SQL Server Performance Monitoring – Understanding Page Lookups Percentage

performancesql server

I'm currently doing some work on monitoring SQL Server performance. I've found the following script[1] which calculates 'Page Lookups Percentage' – the suggestion being that a "good" value is something less than 100.

SELECT 1.0*cntr_value /
(SELECT 1.0*cntr_value
FROM sys.dm_os_performance_counters
WHERE counter_name = 'Batch Requests/sec') 
AS [PageLookupPct]
FROM sys.dm_os_performance_counters
WHERE counter_name = 'Page lookups/sec'

Now I've run this script on about a dozen different servers – mostly virtual but a couple physical, mostly 2008R2 Enterprise but a couple of 2005, some live and some development, and even a physical 2008R2 Express edition that has only ever been a witness server and is currently dormant (no mirrors set up with active failover).

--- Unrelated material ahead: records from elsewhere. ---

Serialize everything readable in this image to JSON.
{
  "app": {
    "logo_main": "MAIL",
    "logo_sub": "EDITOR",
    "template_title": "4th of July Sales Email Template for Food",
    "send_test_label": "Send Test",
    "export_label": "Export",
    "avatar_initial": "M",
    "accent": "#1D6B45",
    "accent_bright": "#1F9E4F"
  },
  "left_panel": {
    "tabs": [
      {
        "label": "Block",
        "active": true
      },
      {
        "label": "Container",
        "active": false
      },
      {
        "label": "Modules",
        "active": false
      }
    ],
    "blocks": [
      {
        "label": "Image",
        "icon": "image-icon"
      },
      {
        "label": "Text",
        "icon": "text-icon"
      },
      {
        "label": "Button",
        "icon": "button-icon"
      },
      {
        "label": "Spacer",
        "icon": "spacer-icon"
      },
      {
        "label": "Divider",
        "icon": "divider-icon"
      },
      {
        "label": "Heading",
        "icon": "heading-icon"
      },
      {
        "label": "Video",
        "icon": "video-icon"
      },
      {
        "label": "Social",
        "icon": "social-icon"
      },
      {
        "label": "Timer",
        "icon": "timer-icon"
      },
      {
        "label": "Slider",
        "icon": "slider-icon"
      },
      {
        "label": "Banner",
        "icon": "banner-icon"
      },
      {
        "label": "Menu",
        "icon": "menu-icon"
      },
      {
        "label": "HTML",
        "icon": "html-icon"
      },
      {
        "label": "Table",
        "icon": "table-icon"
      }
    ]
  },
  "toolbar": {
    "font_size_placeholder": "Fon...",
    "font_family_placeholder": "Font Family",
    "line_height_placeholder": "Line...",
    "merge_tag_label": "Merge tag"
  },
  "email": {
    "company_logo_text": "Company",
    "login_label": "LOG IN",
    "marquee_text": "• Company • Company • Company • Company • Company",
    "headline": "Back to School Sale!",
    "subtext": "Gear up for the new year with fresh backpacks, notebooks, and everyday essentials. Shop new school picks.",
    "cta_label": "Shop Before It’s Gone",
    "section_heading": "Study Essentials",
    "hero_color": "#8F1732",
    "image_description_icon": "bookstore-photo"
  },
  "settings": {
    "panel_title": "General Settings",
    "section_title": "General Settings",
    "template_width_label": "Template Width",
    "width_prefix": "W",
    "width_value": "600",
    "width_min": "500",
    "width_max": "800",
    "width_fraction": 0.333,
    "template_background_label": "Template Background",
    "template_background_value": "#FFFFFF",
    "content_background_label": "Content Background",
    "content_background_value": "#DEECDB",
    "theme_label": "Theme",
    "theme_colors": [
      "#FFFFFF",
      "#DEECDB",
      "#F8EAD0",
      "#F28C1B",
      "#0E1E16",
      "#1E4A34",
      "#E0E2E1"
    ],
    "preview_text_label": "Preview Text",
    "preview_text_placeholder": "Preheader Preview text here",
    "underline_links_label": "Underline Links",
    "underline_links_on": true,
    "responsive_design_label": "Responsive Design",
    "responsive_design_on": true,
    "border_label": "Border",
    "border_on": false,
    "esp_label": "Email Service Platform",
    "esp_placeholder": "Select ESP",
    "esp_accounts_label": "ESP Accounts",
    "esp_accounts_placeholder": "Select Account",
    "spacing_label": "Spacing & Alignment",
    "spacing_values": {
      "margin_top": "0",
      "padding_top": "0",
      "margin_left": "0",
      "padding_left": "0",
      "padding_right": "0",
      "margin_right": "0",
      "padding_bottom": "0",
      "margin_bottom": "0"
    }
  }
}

On only one of these servers has the value been below 100. In most cases it has been in the 1000's or at least in the mid 100's. On the dormant witness server the value was a ridiculous 20,000 !

Does this indicate that we have widespread problems in this area, or is there some innocent explanation for why this figure should be so high on so many different servers? We are experiencing slow performance on some of these servers, so it would be useful for me to get a better understanding of what this figure is telling me.

[1] – http://thomaslarock.com/2012/05/are-you-using-the-right-sql-server-performance-metrics/

Best Answer

The metric is trying to measure the number of logical IO operations performed by each request, in average. If your server is, lets say, serving a busy web site, then is probably a good metric (perhaps 100 is even too high for such!).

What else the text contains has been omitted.